The view now seems to be that vulnerability isn’t necessarily permanent, but instead can be temporary, due to one’s circumstances - meaning that literally anyone could be classed as vulnerable at some point in time.
However, while on the surface this may seem admirable, the prevailing opinion on cherry is that there could be many unintended consequences. In fact, if asked who exactly is vulnerable, I’d have to say that, to me, it appears that both advisers and consumers are at risk!
It’s disheartening to note that Consumer Duty and its stipulations might inadvertently produce the opposite of the desired outcome. Indeed, this situation reminds me very much of the issues arising post-RDR relating to pensions and investment advice. Sceptics might even be forgiven for thinking the regulator actually intends to restrict advice solely to high-income individuals and the property rich. Surely not!

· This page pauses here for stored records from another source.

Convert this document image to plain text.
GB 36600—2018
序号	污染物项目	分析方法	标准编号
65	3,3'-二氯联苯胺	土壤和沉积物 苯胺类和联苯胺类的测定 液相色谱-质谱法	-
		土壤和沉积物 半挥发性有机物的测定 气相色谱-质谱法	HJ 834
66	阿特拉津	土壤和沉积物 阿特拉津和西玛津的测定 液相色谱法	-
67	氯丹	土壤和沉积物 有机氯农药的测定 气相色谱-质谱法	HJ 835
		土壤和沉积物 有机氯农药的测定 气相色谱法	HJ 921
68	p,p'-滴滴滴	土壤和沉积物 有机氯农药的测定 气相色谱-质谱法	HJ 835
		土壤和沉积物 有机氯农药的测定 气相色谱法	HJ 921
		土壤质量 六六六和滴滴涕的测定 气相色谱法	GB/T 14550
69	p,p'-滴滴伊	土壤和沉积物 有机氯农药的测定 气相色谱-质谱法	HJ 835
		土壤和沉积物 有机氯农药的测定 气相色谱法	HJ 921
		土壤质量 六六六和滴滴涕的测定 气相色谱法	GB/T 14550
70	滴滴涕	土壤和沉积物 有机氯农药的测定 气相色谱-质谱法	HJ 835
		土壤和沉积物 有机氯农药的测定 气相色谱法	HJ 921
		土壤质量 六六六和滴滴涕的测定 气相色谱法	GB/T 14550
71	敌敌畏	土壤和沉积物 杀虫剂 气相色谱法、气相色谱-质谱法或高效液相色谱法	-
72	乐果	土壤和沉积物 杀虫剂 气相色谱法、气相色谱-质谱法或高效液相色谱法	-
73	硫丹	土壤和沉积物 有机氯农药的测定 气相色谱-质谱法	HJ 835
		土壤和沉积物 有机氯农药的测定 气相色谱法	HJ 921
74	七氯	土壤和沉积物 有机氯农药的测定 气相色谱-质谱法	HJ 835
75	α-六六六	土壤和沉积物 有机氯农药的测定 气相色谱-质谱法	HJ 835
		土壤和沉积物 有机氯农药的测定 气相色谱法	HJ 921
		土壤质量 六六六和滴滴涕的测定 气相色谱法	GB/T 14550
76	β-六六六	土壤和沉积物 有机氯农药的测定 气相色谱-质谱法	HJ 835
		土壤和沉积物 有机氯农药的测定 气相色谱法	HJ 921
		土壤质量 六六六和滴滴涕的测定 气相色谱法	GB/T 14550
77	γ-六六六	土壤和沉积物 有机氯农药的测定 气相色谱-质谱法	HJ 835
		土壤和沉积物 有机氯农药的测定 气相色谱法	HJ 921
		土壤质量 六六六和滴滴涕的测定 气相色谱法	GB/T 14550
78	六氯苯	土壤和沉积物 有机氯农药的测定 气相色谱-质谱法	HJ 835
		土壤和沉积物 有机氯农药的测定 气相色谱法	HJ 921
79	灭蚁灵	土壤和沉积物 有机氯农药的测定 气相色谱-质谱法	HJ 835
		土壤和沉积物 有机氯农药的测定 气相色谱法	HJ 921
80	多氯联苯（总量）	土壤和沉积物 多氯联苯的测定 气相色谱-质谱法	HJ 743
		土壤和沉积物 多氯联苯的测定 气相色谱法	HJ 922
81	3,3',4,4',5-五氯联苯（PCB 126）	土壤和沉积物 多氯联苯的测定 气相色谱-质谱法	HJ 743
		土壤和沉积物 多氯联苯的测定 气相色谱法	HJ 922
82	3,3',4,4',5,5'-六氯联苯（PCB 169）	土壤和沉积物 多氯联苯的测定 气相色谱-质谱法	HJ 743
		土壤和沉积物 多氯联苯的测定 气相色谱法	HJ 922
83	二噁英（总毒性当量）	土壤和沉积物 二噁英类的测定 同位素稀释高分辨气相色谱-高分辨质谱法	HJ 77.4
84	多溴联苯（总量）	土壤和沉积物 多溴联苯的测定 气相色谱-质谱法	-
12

Realistically, such an assumption is not correct. It does, however, underscore the feeling that not enough forethought and consultation with frontline professionals was considered in setting out these changes. When will the decision-makers learn?
Thankfully, the resilient broker community often finds ways to navigate such challenges, consistently stepping up to aid all clients, irrespective of whether they’re classed as ‘vulnerable’ or not. Nevertheless, and despite this admirable fortitude, a concern remains: could these new regulations make advisers so apprehensive about potential repercussions that they feel forced to deny assistance to those most in need? Comments on the forum suggest that there’s a genuine fear of advisers leaving the industry or even suffering health-wise because of the constant threat of potential claims. Expecting advisers to continue and thrive while continually feeling the strain of such apprehensions seems both unfair and unreasonable.
Also, isn’t the lack of uniformity here another concern? For instance, while some fact-finding might not flag a client as vulnerable, others that take into account factors like low financial resilience, recent divorces, family deaths, or approaching retirement, certainly will. The range of what’s considered ’vulnerable’ can vary vastly, meaning that anywhere from 0% to 90%, depending on one’s interpretation, of people could be ‘vulnerable’. I mean…. realistically, how many clients genuinely maintain three months of expenses in savings? Not that many I suspect. It all feels too confused and open to interpretation.
Feedback from within the adviser community substantiates these concerns. Comments in the cherry forums describe the situation as a "mess", and terms like "stupid" and "nanny state" have been used. The overwhelming sentiment seems to be one of dissatisfaction, frustration and fear.
These comments, however, must not be viewed as simple grievances – rather heartfelt appeals to those in authority: please take heed, properly understand the issues, and strive for better so called solutions in the future. The well-being of both the industry professionals and its consumers is at stake.